A la marcha se fueron sumando distintos grupos de mujeres que, entre tímidas y curiosas, agarraban los silbatos que se repartían desde la organización para hacer ruido y despertar de la siesta a lxs indiferentes. Recorrimos las calles y plazas principales con carteles, cantando con el corazón atravesado en la garganta, con la sensación de que mucha gente nos acompañaba, que las 80 personas que formaban una caravana de dos cuadras marcaban un antes y un después en la vida social del pueblo. Nos cruzamos con familias que estaban disfrutando del sol y tomando mates, que nos miraban impávidas y otras que corrían la cara al grito de “Señor, señora, no sea indiferente, nos violan a las pibas en la cara de la gente”.
Ese día entonamos un grito colectivo para pedirles a lxs vecinxs que no se desentiendan de estos hechos; para decirle a las víctimas que se atrevan a denunciar; para exigir al poder político que se apliquen políticas públicas preventivas y de concientización sobre el tema. También fue una manera de decirle a los violentos que no van a contar más con la complicidad del silencio. Un grito, un deseo, una esperanza, la bronca acumulada cuando se acercan otras personas a contarnos lo que les pasa y sentimos que no alcanzan las herramientas de contención, no alcanzan los circuitos que dispone el poder judicial, no alcanza la voz pero seguiremos gritando.
Cambios
Unos días después del evento, Vanina cuenta lo que significó para su familia la marcha, casi dos años después de la situación que le tocó vivir. Nuevamente lo relata en una escena: dice que su hijo pudo contarle a sus primos mayores el por qué de la manifestación y lo que le había pasado aquella vez. Y entonces sus primos lo acompañaron a marchar. A la movilización, el niño llevó un cartel donde dibujó al abusador con una raya roja de prohibido. “Quizás ahora puedan enfrentar la experiencia de la Cámara Gessel sin que sea tan traumático como lo fue en aquel momento” dice Vanina esperanzada.
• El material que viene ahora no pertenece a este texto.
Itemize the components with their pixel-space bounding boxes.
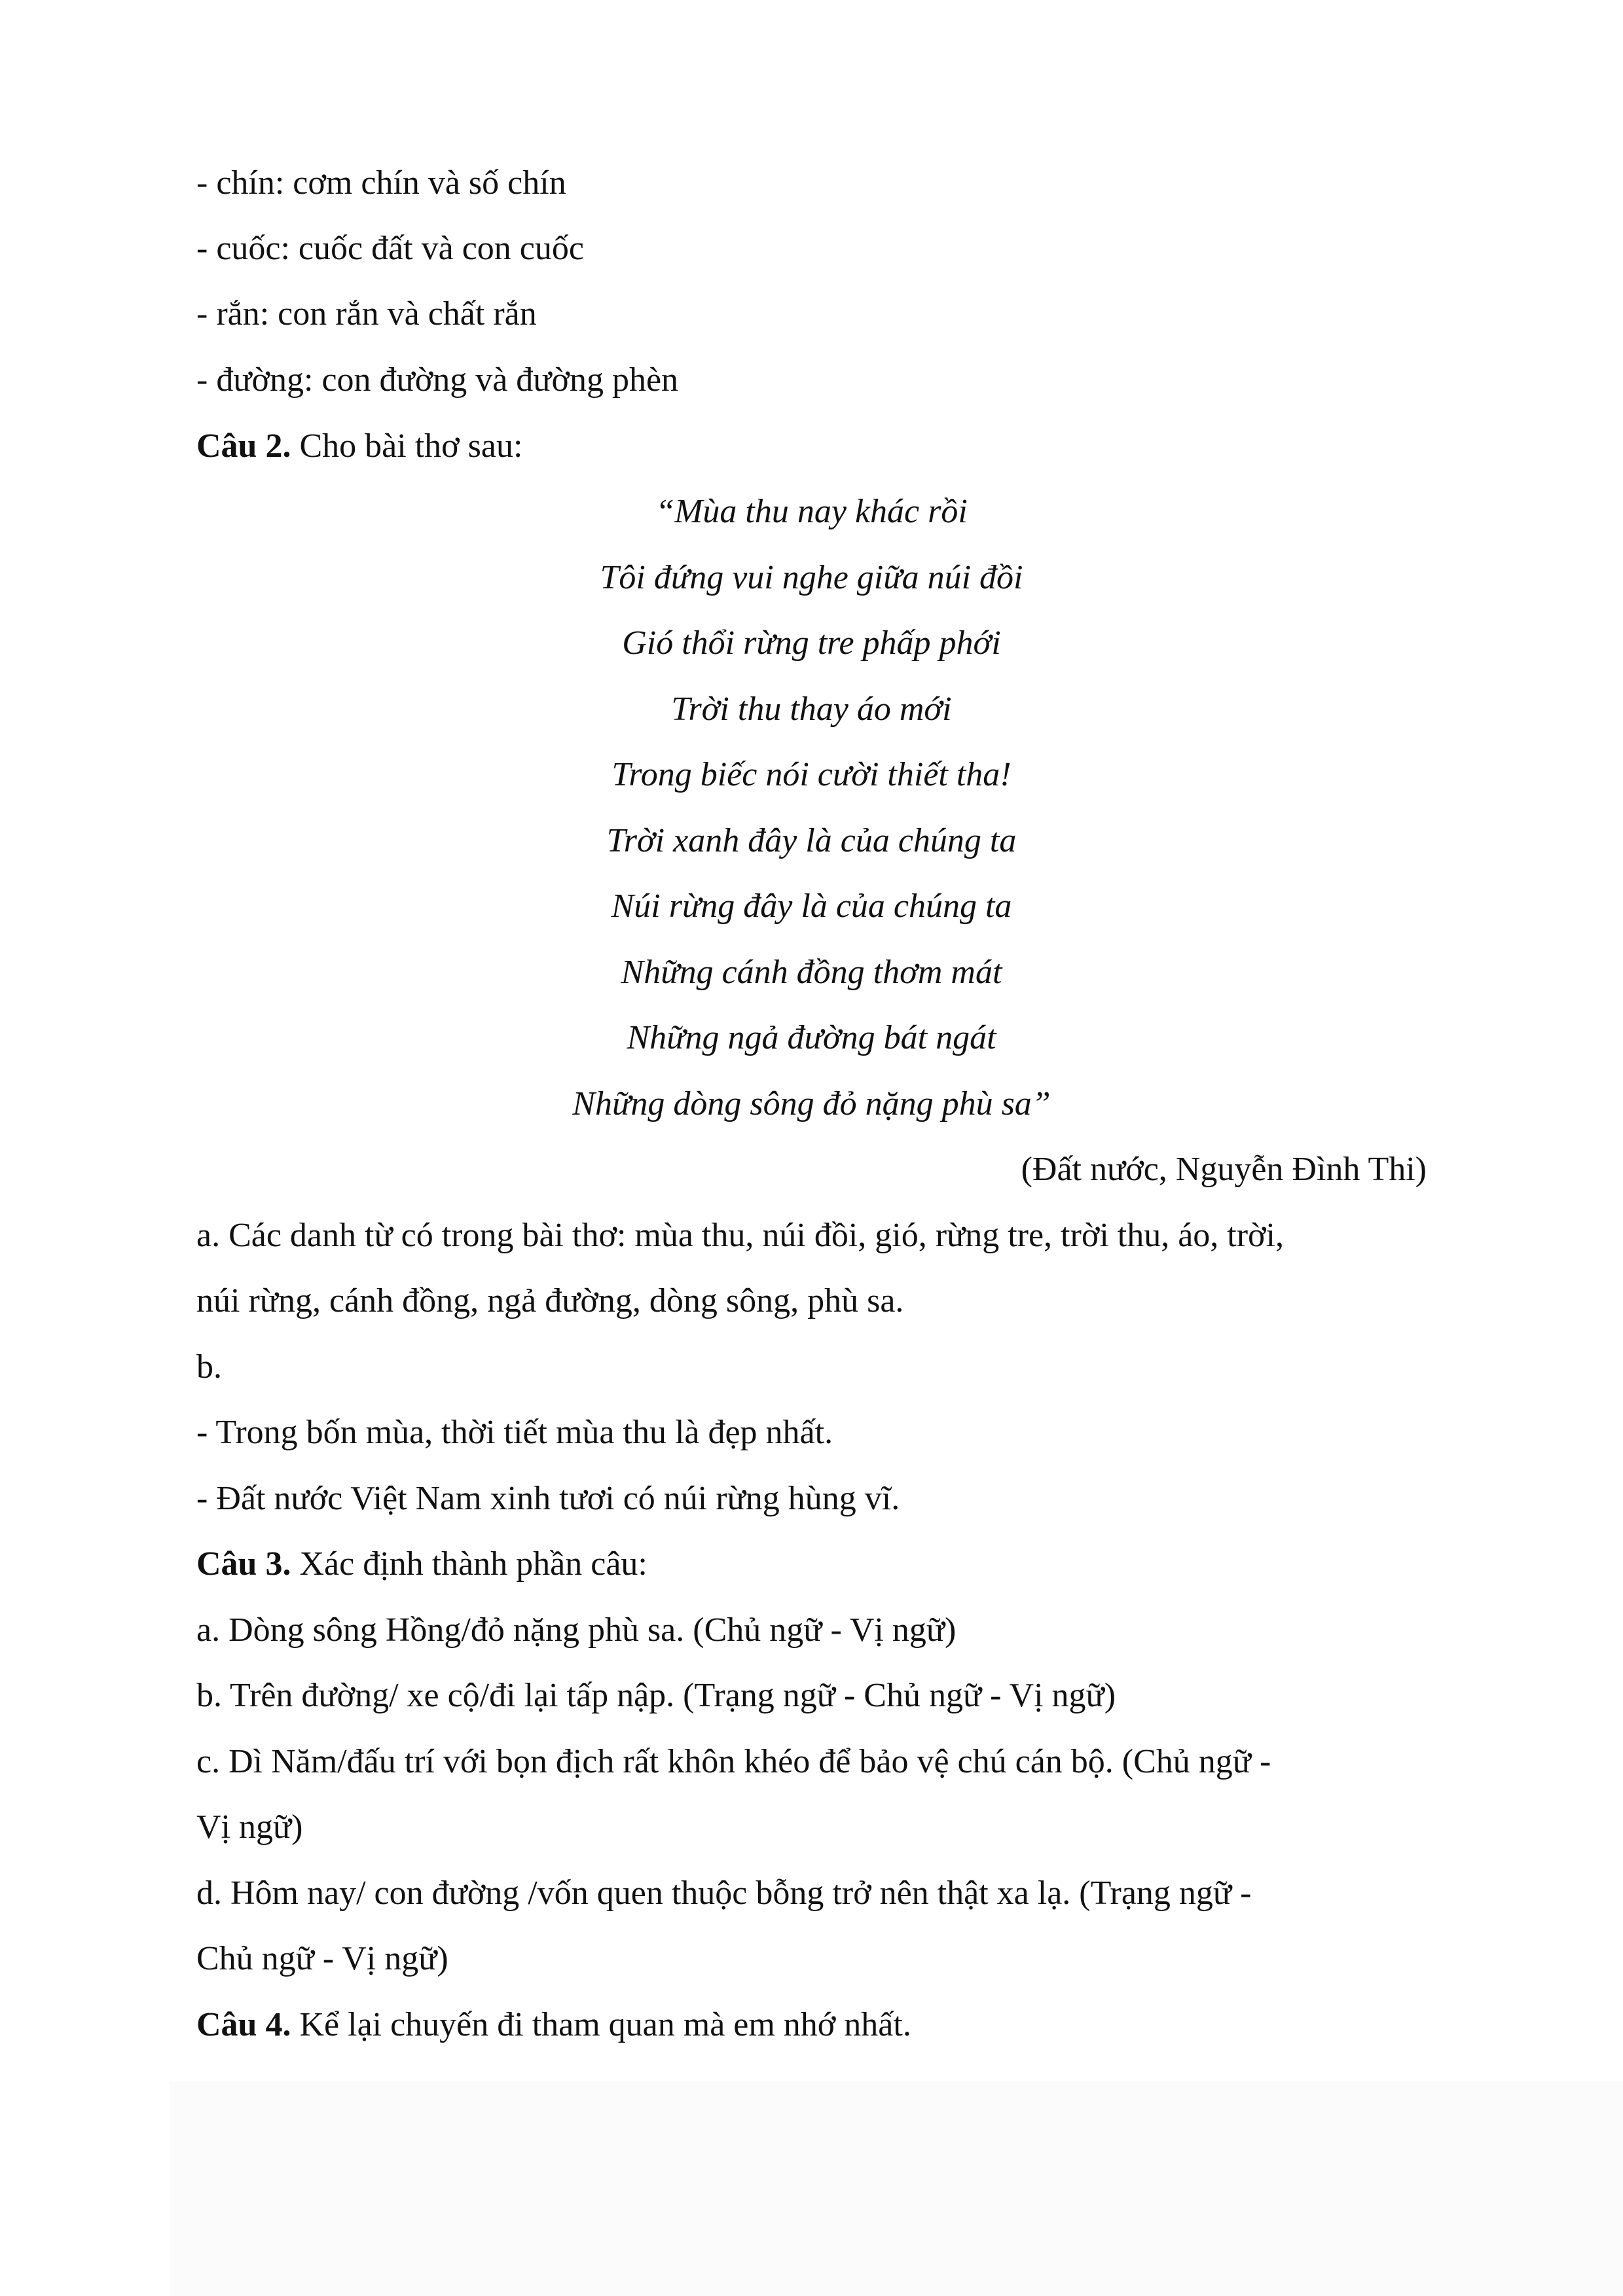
question-4-text: Kể lại chuyến đi tham quan mà em nhớ nhất. — [291, 2006, 911, 2043]
list-item: - rắn: con rắn và chất rắn — [196, 295, 537, 332]
question-2-text: Cho bài thơ sau: — [291, 427, 523, 465]
poem-line: Tôi đứng vui nghe giữa núi đồi — [600, 559, 1023, 596]
question-3-heading — [196, 1545, 647, 1584]
poem-line: Trời thu thay áo mới — [671, 691, 952, 728]
answer-b-label: b. — [196, 1348, 222, 1386]
question-2-label: Câu 2. — [196, 427, 291, 465]
poem-line: “Mùa thu nay khác rồi — [655, 493, 968, 530]
question-3-item: c. Dì Năm/đấu trí với bọn địch rất khôn khéo để bảo vệ chú cán bộ. (Chủ ngữ - — [196, 1743, 1271, 1780]
question-3-item: b. Trên đường/ xe cộ/đi lại tấp nập. (Trạng ngữ - Chủ ngữ - Vị ngữ) — [196, 1677, 1116, 1714]
answer-a-line: núi rừng, cánh đồng, ngả đường, dòng sông, phù sa. — [196, 1282, 904, 1319]
answer-b-item: - Đất nước Việt Nam xinh tươi có núi rừng hùng vĩ. — [196, 1480, 900, 1517]
list-item: - chín: cơm chín và số chín — [196, 164, 566, 202]
question-3-text: Xác định thành phần câu: — [291, 1545, 647, 1583]
poem-line: Trong biếc nói cười thiết tha! — [611, 756, 1012, 793]
poem-line: Núi rừng đây là của chúng ta — [611, 888, 1012, 925]
question-4-heading — [196, 2005, 911, 2045]
question-3-item: d. Hôm nay/ con đường /vốn quen thuộc bỗng trở nên thật xa lạ. (Trạng ngữ - — [196, 1874, 1252, 1912]
poem-source: (Đất nước, Nguyễn Đình Thi) — [1021, 1151, 1427, 1188]
poem-line: Những ngả đường bát ngát — [627, 1019, 996, 1056]
scan-shade — [170, 2081, 1623, 2296]
question-3-item: Vị ngữ) — [196, 1808, 303, 1846]
poem-line: Những dòng sông đỏ nặng phù sa” — [572, 1085, 1051, 1122]
question-3-item: a. Dòng sông Hồng/đỏ nặng phù sa. (Chủ ngữ - Vị ngữ) — [196, 1611, 957, 1649]
question-3-item: Chủ ngữ - Vị ngữ) — [196, 1940, 448, 1977]
poem-line: Những cánh đồng thơm mát — [621, 954, 1002, 991]
list-item: - đường: con đường và đường phèn — [196, 361, 679, 399]
question-2-heading — [196, 427, 522, 466]
answer-b-item: - Trong bốn mùa, thời tiết mùa thu là đẹp nhất. — [196, 1414, 833, 1451]
question-4-label: Câu 4. — [196, 2006, 291, 2043]
list-item: - cuốc: cuốc đất và con cuốc — [196, 230, 584, 267]
poem-line: Trời xanh đây là của chúng ta — [606, 822, 1017, 859]
poem-line: Gió thổi rừng tre phấp phới — [622, 624, 1001, 662]
question-3-label: Câu 3. — [196, 1545, 291, 1583]
answer-a-line: a. Các danh từ có trong bài thơ: mùa thu, núi đồi, gió, rừng tre, trời thu, áo, trời, — [196, 1217, 1285, 1254]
“Yo decidí no exponerlos más a esa situación porque era violentarlos otra vez. En mi caso, mi deseo siempre fue que se haga justicia en lo penal. Pero me di cuenta de que para que eso se cumpla yo tenía que forzarlos a que hablen, exponerlos y obligarlos. Por eso me paré ante la justicia, no van a abusar más de mis hijos, ni la justicia, ni yo para cumplir mis deseos. Hoy tienen herramientas que otros chicos no tienen. Y sería bueno que todos la tengan. Por eso hay que formar equipos de personas preparadas para recibir las denuncias, ayudar, contener y acompañar a las víctimas hasta que puedan hablar, no se las puede forzar porque en vez de ayudar terminás siendo un victimario más”, reflexiona.